The regime propaganda machine is already in full swing to claim victory. They have initially telegraphed that Israel's cities were destroyed, that the nuclear program survived virtually intact, that its air defenses downed Israeli planes and captured Israeli pilots, and that its missile barrage destroyed the U.S. air base in Qatar. None is true of course. But it's clear that they are afraid. They tightened security inside the country almost immediately after the first attacks and they are rounding up thousands under the pretext of Israel's successful penetration of Iran's security, intelligence, and nuclear apparatus. They will be focusing on repression, to fend off possible unrest and find those who helped Israel. They will also engage in robust propaganda to sow discord among Western public opinion. The fact remains: had they been on the winning side, I am doubtful they would have accepted a ceasefire.


-How do you assess Donald Trump's statement that Iran will no longer be able to restore its nuclear infrastructure? To what extent does this correspond to the real situation inside the country?

It is too early to tell the full extent of the damage right now. But it appears that, regardless of the impact of America's operation against Fordow, Isfahan, and Natanz, Israel has severely degraded or eliminated many parts of the nuclear weapons' supply chain: personnel with critical knowledge; centrifuge factories; centers involved in the military dimension of the nuclear program; uranium conversion and uranium milling facilities; and more. Whether anything is salvageable under the mountain in Fordow remains to be seen. But I think that President Trump's statements, bombastic as they sound, are closer to the truth than what the regime is trying to portray.


- Can this ceasefire be considered part of a broader geopolitical restructuring in the region, including the normalization of relations between Saudi Arabia and Israel, and the strengthening of Chinese-Iranian ties? How has this affected the positions of Russia and Turkey - have they increased their influence or, on the contrary, found themselves on the periphery of the process?

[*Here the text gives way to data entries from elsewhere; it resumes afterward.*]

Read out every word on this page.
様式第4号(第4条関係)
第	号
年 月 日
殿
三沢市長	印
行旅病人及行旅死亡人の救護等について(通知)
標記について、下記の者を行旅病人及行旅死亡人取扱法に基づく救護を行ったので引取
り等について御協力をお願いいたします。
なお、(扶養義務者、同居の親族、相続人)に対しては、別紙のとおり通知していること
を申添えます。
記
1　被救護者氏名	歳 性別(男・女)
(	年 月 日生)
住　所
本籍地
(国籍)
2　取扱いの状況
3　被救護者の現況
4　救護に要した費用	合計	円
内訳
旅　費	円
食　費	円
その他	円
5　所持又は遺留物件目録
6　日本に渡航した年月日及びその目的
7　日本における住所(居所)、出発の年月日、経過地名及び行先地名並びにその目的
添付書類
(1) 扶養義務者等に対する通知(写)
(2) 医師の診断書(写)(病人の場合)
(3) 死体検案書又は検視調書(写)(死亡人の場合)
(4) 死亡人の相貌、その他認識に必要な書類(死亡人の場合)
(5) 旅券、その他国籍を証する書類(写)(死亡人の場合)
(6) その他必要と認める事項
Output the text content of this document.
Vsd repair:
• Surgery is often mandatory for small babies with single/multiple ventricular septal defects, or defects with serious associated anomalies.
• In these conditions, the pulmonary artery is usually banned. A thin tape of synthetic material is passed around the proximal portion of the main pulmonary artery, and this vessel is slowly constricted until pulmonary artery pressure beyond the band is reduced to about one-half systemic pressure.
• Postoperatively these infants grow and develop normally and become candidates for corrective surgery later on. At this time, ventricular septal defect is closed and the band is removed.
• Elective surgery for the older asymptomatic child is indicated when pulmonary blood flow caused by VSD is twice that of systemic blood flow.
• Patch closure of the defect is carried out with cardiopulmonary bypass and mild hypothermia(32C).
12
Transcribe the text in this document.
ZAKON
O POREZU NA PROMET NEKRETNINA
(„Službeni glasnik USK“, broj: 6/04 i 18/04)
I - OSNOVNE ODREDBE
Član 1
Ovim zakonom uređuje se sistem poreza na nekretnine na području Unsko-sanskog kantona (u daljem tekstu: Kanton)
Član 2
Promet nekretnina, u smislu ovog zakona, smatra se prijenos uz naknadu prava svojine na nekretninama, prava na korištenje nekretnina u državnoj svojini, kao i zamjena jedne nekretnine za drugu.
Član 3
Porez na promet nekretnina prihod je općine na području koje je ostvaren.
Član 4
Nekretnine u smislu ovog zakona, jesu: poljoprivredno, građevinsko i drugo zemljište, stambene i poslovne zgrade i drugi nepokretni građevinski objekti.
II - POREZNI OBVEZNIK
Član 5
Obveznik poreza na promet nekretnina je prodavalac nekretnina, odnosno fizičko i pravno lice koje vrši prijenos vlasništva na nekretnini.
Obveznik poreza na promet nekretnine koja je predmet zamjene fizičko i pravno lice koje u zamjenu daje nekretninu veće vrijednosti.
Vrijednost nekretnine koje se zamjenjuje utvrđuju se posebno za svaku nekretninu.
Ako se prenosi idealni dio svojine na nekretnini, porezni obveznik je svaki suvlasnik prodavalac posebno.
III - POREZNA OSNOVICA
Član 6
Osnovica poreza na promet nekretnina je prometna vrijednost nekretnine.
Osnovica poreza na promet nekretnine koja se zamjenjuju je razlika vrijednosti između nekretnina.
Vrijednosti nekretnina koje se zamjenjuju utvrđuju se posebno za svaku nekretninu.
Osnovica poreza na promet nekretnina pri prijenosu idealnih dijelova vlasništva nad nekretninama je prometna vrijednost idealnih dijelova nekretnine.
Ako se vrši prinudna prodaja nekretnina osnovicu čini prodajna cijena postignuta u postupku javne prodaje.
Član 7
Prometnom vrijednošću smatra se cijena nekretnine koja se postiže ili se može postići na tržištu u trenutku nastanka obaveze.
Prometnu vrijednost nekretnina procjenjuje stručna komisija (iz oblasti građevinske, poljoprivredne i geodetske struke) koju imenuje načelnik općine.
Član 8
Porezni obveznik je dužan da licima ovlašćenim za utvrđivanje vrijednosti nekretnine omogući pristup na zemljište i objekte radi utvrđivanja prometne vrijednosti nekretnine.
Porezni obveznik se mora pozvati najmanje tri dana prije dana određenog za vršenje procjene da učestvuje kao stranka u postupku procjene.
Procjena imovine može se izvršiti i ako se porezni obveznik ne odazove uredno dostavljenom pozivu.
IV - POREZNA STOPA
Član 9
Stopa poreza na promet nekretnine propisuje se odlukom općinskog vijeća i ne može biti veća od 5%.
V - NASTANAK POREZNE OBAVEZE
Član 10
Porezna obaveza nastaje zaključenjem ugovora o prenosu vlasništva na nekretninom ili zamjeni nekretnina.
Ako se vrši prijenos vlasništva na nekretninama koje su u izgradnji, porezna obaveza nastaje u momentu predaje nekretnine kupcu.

- It is too soon to tell. The regime in Teheran will seek to retrench and consolidate its power internally. It aims to survive and rebuild its capacities. It successfully sabotaged Saudi-Israel relations when its proxy, Hamas, launched October 7 - the Hamas massacre of more than a thousand Israelis and the kidnapping of 250 Israeli hostages. Without a resolution to the crisis in Gaza, I doubt the Saudis will be ready to make peace with Israel. However, a negotiated solution for Gaza - unless Tehran tries to spoil it - might actually now be within reach. If that is the case, a Saudi-Israeli detente might follow soon after. As for Russia, China and Turkey: they watched Israeli military might, with US made weapons in full display as it shattered defense systems they either manufactured or use for their own defense. And they saw what America's military is capable of. This will give them all pause.


- Do you consider the option in which the ceasefire is only the outer shell of a deeper transformation: for example, preparation for a change of power in Iran or a redesign of the entire Middle Eastern order?

- I think it is too early to tell. What you describe may be more possible today than it was on June 12. But we are still a long way away and I wouldn't hold my breath. The Iranian regime will not vanish without putting up a fierce fight. That said, its regional influence, after the humiliation Israel inflicted on Tehran both directly and by decimating its proxies, could have some salutary effects on the region already.